Event

Exhibition: A Tradition in Transition: Lithography in Islamic Cultural History

Wednesday, January 18, 2017toTuesday, July 18, 2017
Morrice Hall Islamic Studies Library, 3485 rue McTavish, Montreal, QC, H3A 0E1, CA

During the last decade, the field of Arabic and Islamic studies focused on the revaluation and rediscovery of an extensive amount of sources, mainly in manuscript form, that bear witness to hereto neglected aspects of Arabo-Islamicate cultural history. More specifically, the re-appreciation and the unprecedented analyses of these manuscript documents has fostered the reassessment of outdated narratives surrounding the evolution of various Islamic disciplines, such as linguistic sciences (al-ʿulūm al-lughawiyah), logic (manṭiq) and rational and philosophical theology (ʿilm al-kalām and ḥikmah), mathematical and astronomical sciences (al-riyāḍiyāt, ʿilm al-hayʾah), and Quranic exegesis (tafsīr) and legal methodology (uṣūl al-fiqh). Accordingly, scholars in these fields of the Islamic intellectual tradition are paying increasing attention to unveiling this manuscript tradition. However, the majority of these sources are not available in modern editions, and access to a considerable part of these manuscript forms can often be hindered by various kinds of obstacles. Scholars and researchers are therefore often forced to limit the range and scope of their research according to the accessibility of that manuscript heritage.

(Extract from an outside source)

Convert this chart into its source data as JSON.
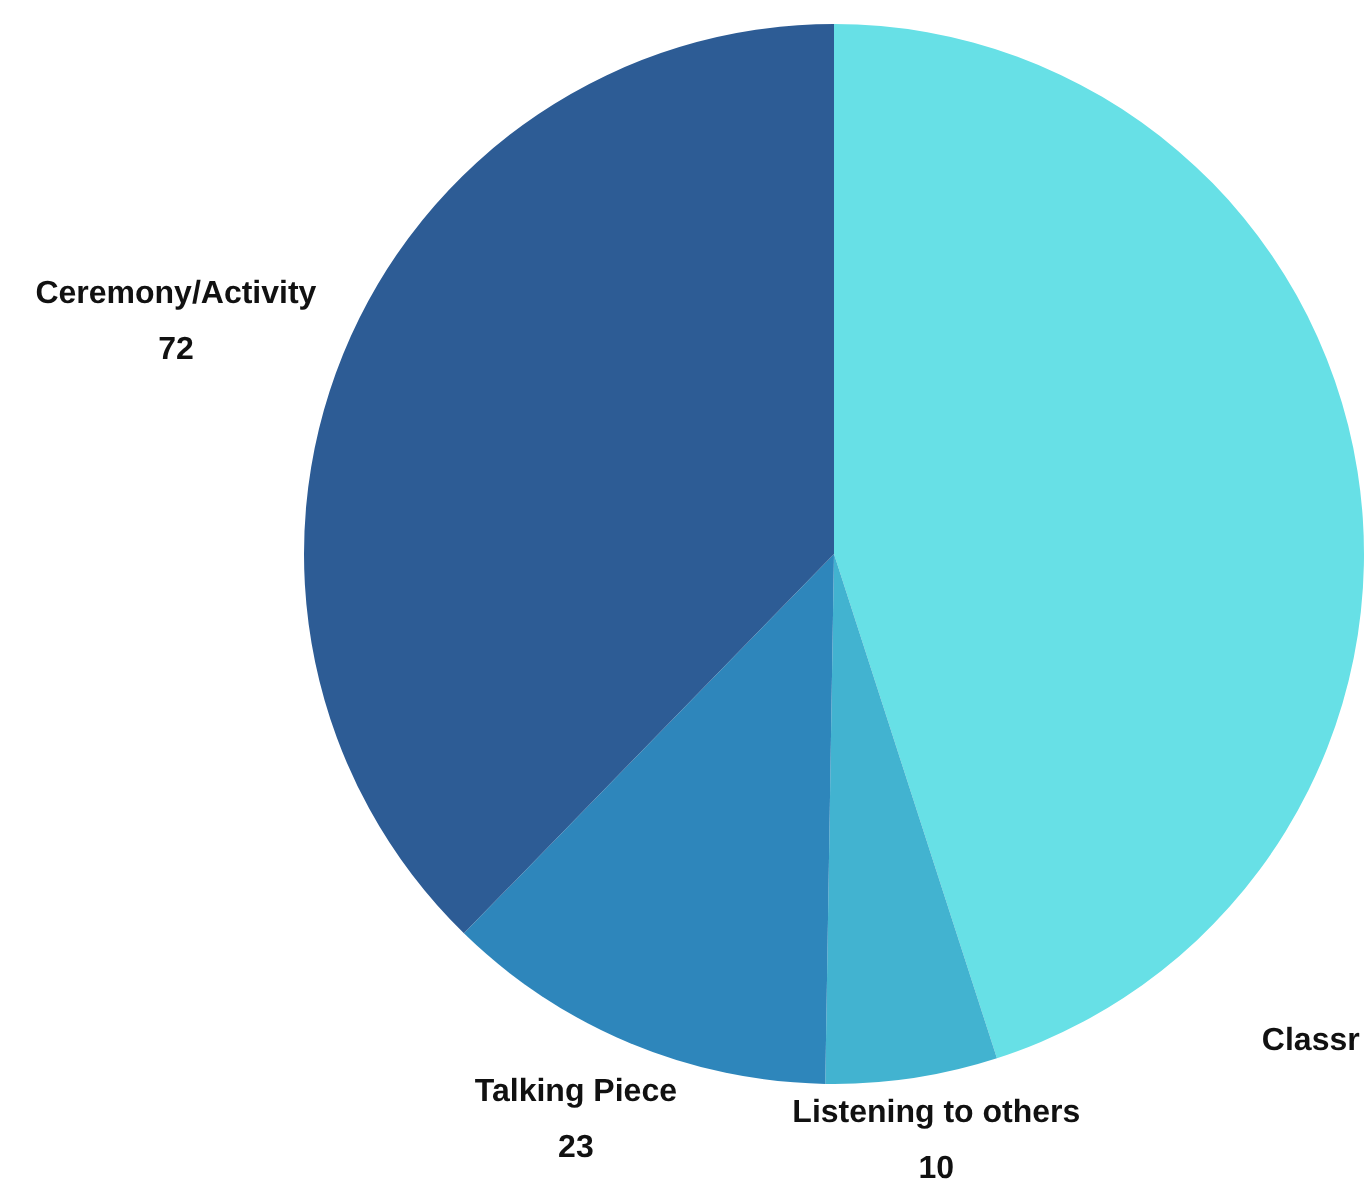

It is however less known that in between the 19th and the 20th centuries, a good amount of that manuscript heritage has been produced and circulated in the form of lithographed copies, mainly within madrasa networks in the Arab world. Lithography in the Arabo-Islamicate intellectual panorama was more welcomed than typography because of several religio-cultural and socio-economic reasons, and filled an important gap between the manuscript and printing tradition that would follow. Lithography was still tightly bound to traditional handwritten manuscript production while offering the advantages the printing technology. Many among the most relevant works on linguistic sciences, rational and philosophical theology, mathematical and astronomical sciences, Sufism and Quranic exegesis and juridical methodology, executed by professional scribes and supervised by trained scholars, have become the tools of the madrasa tradition. The tradition and the production of lithographed books has received little attention despite their number and  relevance to the Islamic intellectual tradition Scholars and researches in the Arabo-Islamicate tradition are thus often unaware of not only the existence of lithography but also of their relative accessibility. Accordingly, a rigorous and thorough investigation into the tradition of the Arabic lithographed books will undoubtedly benefit many scholars in various fields of research.

This exhibition is an attempt to highlight the richness and complexity of the lithographed book tradition and suggest the importance it can have in modern scholarship. It was curated by Giovanni Carrera, doctoral student at the Institute of Islamic Studies and Anaïs Salamon, Head of the Islamic Studies Library. The selection of titles has been possible thanks to the efforts of Dr. Adam Gacek, who first provided a description of the Islamic Studies Library’s collection of lithographed books at McGill University in his Arabic Lithographed Books in the Islamic Studies Library in 1996.

A Tradition in Transition: Lithography in Islamic Cultural History is accessible on the 1st floor of the Islamic Studies Library during opening hours.